Ofsted now reports that the school has not taught secular subjects beyond English and maths since January 2017.
Parents had signed a document agreeing to reduce its secular curriculum and taking responsibility for it themselves.
Getters had “relied on this agreement to reduce the secular curriculum on offer to pupils even though there is no legal basis for the school to do so”.
Pupils made inadequate progress in English and maths and their development was restricted because of the narrow curriculum.
They learned little “about the contribution women have made to shaping modern British society” and were not taught about the lifestyle and cultures of others.
Although school leaders had argued that Jewish studies “prepares pupils well for the next stage of their education, they could provide little evidence of the effectiveness of pupils’ transition to their next schools”.
Getters, which was registered for 200 boys from three to 14, also had 24 pupils more than the school’s official maximum.
Pupils did learn about the importance of contributing to their own community, singing at a local care home and helping to clear litter from a park.
But Ofsted could only obtain “limited information about the views of pupils during the inspection. This was because nearly all parents had provided letters stating they did not wish inspectors to speak to their children, and because a whole year group of pupils was not on site during the second day of the inspection visit.”
Ranked outstanding five years ago, Talmud Torah D’Chasidei Gur was branded inadequate by inspectors for the second time in three years.
It was also breaching its registration terms. Registered for 140 pupils from age three to seven, it now had 213 up to the age of 13.
Learning was “severely limited” in subjects other than English and maths, inspectors reported. Poor command of English was a barrier to progress.
Pupils did not know about British values or public institutions in Britain, Ofsted added.
The secular curriculum was limited to an hour and a half a day — and to just half an hour in year two.

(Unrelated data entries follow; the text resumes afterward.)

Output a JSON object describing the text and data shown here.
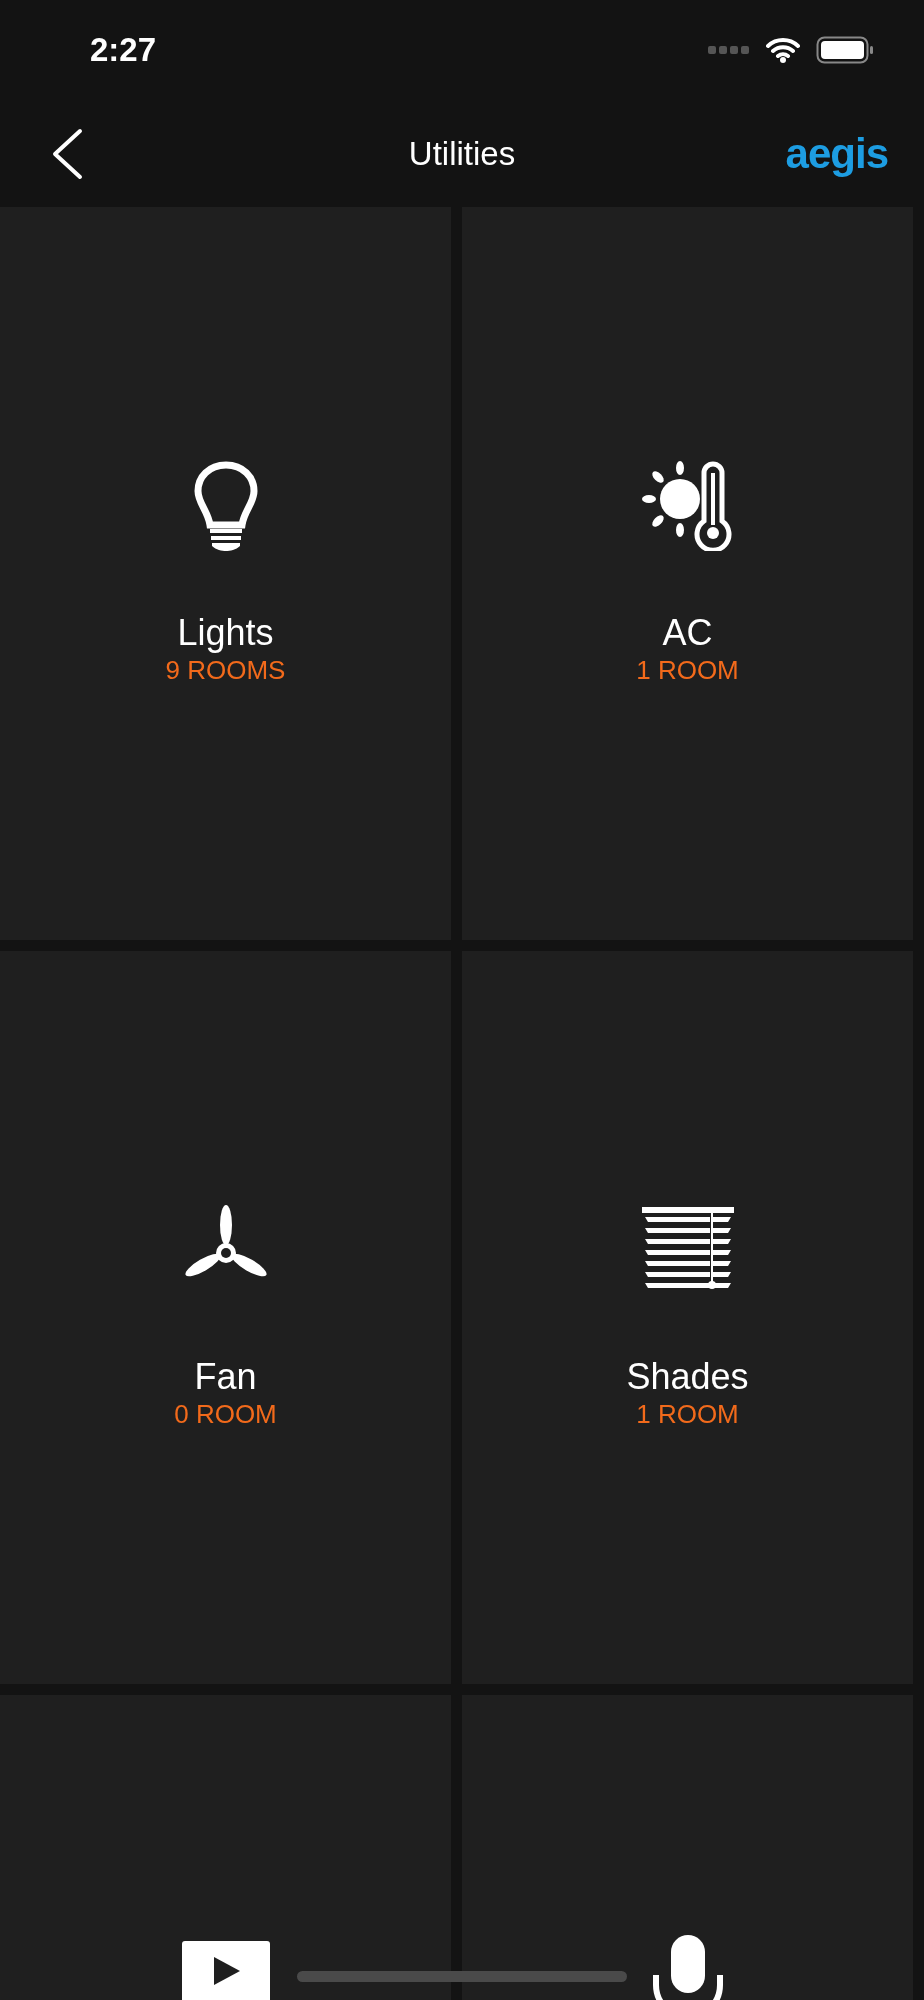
{
  "status_bar": {
    "time": "2:27"
  },
  "nav": {
    "title": "Utilities",
    "logo": "aegis"
  },
  "tiles": [
    {
      "kind": "bulb",
      "title": "Lights",
      "subtitle": "9 ROOMS"
    },
    {
      "kind": "climate",
      "title": "AC",
      "subtitle": "1 ROOM"
    },
    {
      "kind": "fan",
      "title": "Fan",
      "subtitle": "0 ROOM"
    },
    {
      "kind": "shades",
      "title": "Shades",
      "subtitle": "1 ROOM"
    },
    {
      "kind": "video"
    },
    {
      "kind": "mic"
    }
  ]
}
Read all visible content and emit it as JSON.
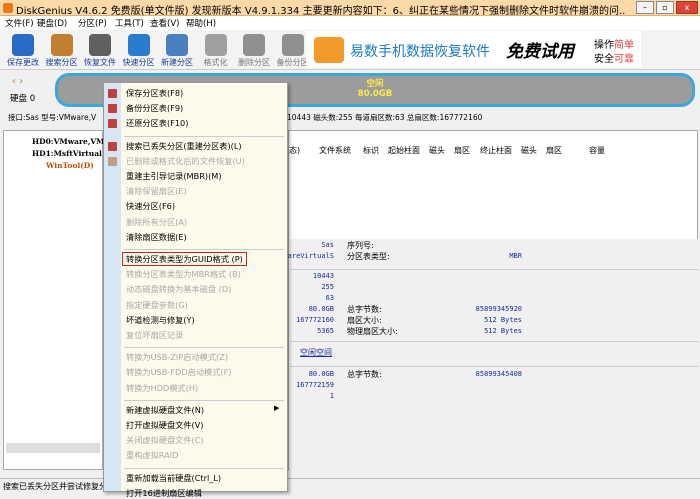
{
  "window": {
    "title": "DiskGenius V4.6.2 免费版(单文件版)   发现新版本 V4.9.1.334 主要更新内容如下：6、纠正在某些情况下强制删除文件时软件崩溃的问...",
    "minimize": "–",
    "maximize": "▫",
    "close": "x"
  },
  "menubar": [
    "文件(F)",
    "硬盘(D)",
    "分区(P)",
    "工具(T)",
    "查看(V)",
    "帮助(H)"
  ],
  "toolbar": [
    {
      "label": "保存更改",
      "icon": "save-icon",
      "color": "#2a6ac8"
    },
    {
      "label": "搜索分区",
      "icon": "search-icon",
      "color": "#c08030"
    },
    {
      "label": "恢复文件",
      "icon": "recover-icon",
      "color": "#606060"
    },
    {
      "label": "快速分区",
      "icon": "quick-partition-icon",
      "color": "#2a7ad0"
    },
    {
      "label": "新建分区",
      "icon": "new-partition-icon",
      "color": "#4a80c0"
    },
    {
      "label": "格式化",
      "icon": "format-icon",
      "color": "#a0a0a0"
    },
    {
      "label": "删除分区",
      "icon": "delete-icon",
      "color": "#909090"
    },
    {
      "label": "备份分区",
      "icon": "backup-icon",
      "color": "#909090"
    }
  ],
  "ad": {
    "text": "易数手机数据恢复软件",
    "badge": "免费试用",
    "side1": "操作",
    "side1b": "简单",
    "side2": "安全",
    "side2b": "可靠"
  },
  "disk": {
    "label": "硬盘 0",
    "free_label": "空闲",
    "free_size": "80.0GB"
  },
  "infoline": {
    "left": "接口:Sas  型号:VMware,V",
    "right": "10443  磁头数:255  每道扇区数:63  总扇区数:167772160"
  },
  "tree": [
    {
      "label": "HD0:VMware,VMware"
    },
    {
      "label": "HD1:MsftVirtual"
    },
    {
      "label": "WinTool(D)"
    }
  ],
  "table_headers": [
    "态)",
    "文件系统",
    "标识",
    "起始柱面",
    "磁头",
    "扇区",
    "终止柱面",
    "磁头",
    "扇区",
    "容量"
  ],
  "details": {
    "left_values_a": [
      "Sas",
      "areVirtualS"
    ],
    "labels_a": [
      "序列号:",
      "分区表类型:"
    ],
    "values_a": [
      "",
      "MBR"
    ],
    "left_values_b": [
      "10443",
      "255",
      "63",
      "80.0GB",
      "167772160",
      "5365"
    ],
    "labels_b": [
      "总字节数:",
      "扇区大小:",
      "物理扇区大小:"
    ],
    "values_b": [
      "85899345920",
      "512 Bytes",
      "512 Bytes"
    ],
    "section": "空闲空间",
    "left_values_c": [
      "80.0GB",
      "167772159",
      "1"
    ],
    "labels_c": [
      "总字节数:"
    ],
    "values_c": [
      "85899345408"
    ]
  },
  "status": "搜索已丢失分区并尝试修复分",
  "context_menu": [
    {
      "label": "保存分区表(F8)",
      "enabled": true,
      "icon": "save-table-icon"
    },
    {
      "label": "备份分区表(F9)",
      "enabled": true,
      "icon": "backup-table-icon"
    },
    {
      "label": "还原分区表(F10)",
      "enabled": true,
      "icon": "restore-table-icon"
    },
    {
      "sep": true
    },
    {
      "label": "搜索已丢失分区(重建分区表)(L)",
      "enabled": true,
      "icon": "search-lost-icon"
    },
    {
      "label": "已删除或格式化后的文件恢复(U)",
      "enabled": false,
      "icon": "file-recover-icon"
    },
    {
      "label": "重建主引导记录(MBR)(M)",
      "enabled": true
    },
    {
      "label": "清除保留扇区(E)",
      "enabled": false
    },
    {
      "label": "快速分区(F6)",
      "enabled": true
    },
    {
      "label": "删除所有分区(A)",
      "enabled": false
    },
    {
      "label": "清除扇区数据(E)",
      "enabled": true
    },
    {
      "sep": true
    },
    {
      "label": "转换分区表类型为GUID格式 (P)",
      "enabled": true,
      "highlight": true
    },
    {
      "label": "转换分区表类型为MBR格式 (B)",
      "enabled": false
    },
    {
      "label": "动态磁盘转换为基本磁盘 (D)",
      "enabled": false
    },
    {
      "label": "指定硬盘参数(G)",
      "enabled": false
    },
    {
      "label": "坏道检测与修复(Y)",
      "enabled": true
    },
    {
      "label": "复位坏扇区记录",
      "enabled": false
    },
    {
      "sep": true
    },
    {
      "label": "转换为USB-ZIP启动模式(Z)",
      "enabled": false
    },
    {
      "label": "转换为USB-FDD启动模式(F)",
      "enabled": false
    },
    {
      "label": "转换为HDD模式(H)",
      "enabled": false
    },
    {
      "sep": true
    },
    {
      "label": "新建虚拟硬盘文件(N)",
      "enabled": true,
      "submenu": true
    },
    {
      "label": "打开虚拟硬盘文件(V)",
      "enabled": true
    },
    {
      "label": "关闭虚拟硬盘文件(C)",
      "enabled": false
    },
    {
      "label": "重构虚拟RAID",
      "enabled": false
    },
    {
      "sep": true
    },
    {
      "label": "重新加载当前硬盘(Ctrl_L)",
      "enabled": true
    },
    {
      "label": "打开16进制扇区编辑",
      "enabled": true
    }
  ],
  "colors": {
    "highlight_border": "#d02020",
    "disk_border": "#3aa8dc",
    "free_text": "#ffe94a",
    "menu_bg": "#fcfbeb"
  }
}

In the early years, adults “speak very little English to the children, so progress in speaking and understanding English is limited”.
Attainment in English and maths among older children was two years’ behind age expectations.
“Work in books shows that 12-year-old pupils, equivalent to the first year of secondary schooling, are only working on simple addition, multiplication and division problems,” Ofsted reported.
“In year two, pupils’ writing is just simple copying.”
Positives noted were the concentration of pupils during class and the strong relationships with staff which contributed to the children’s well-being.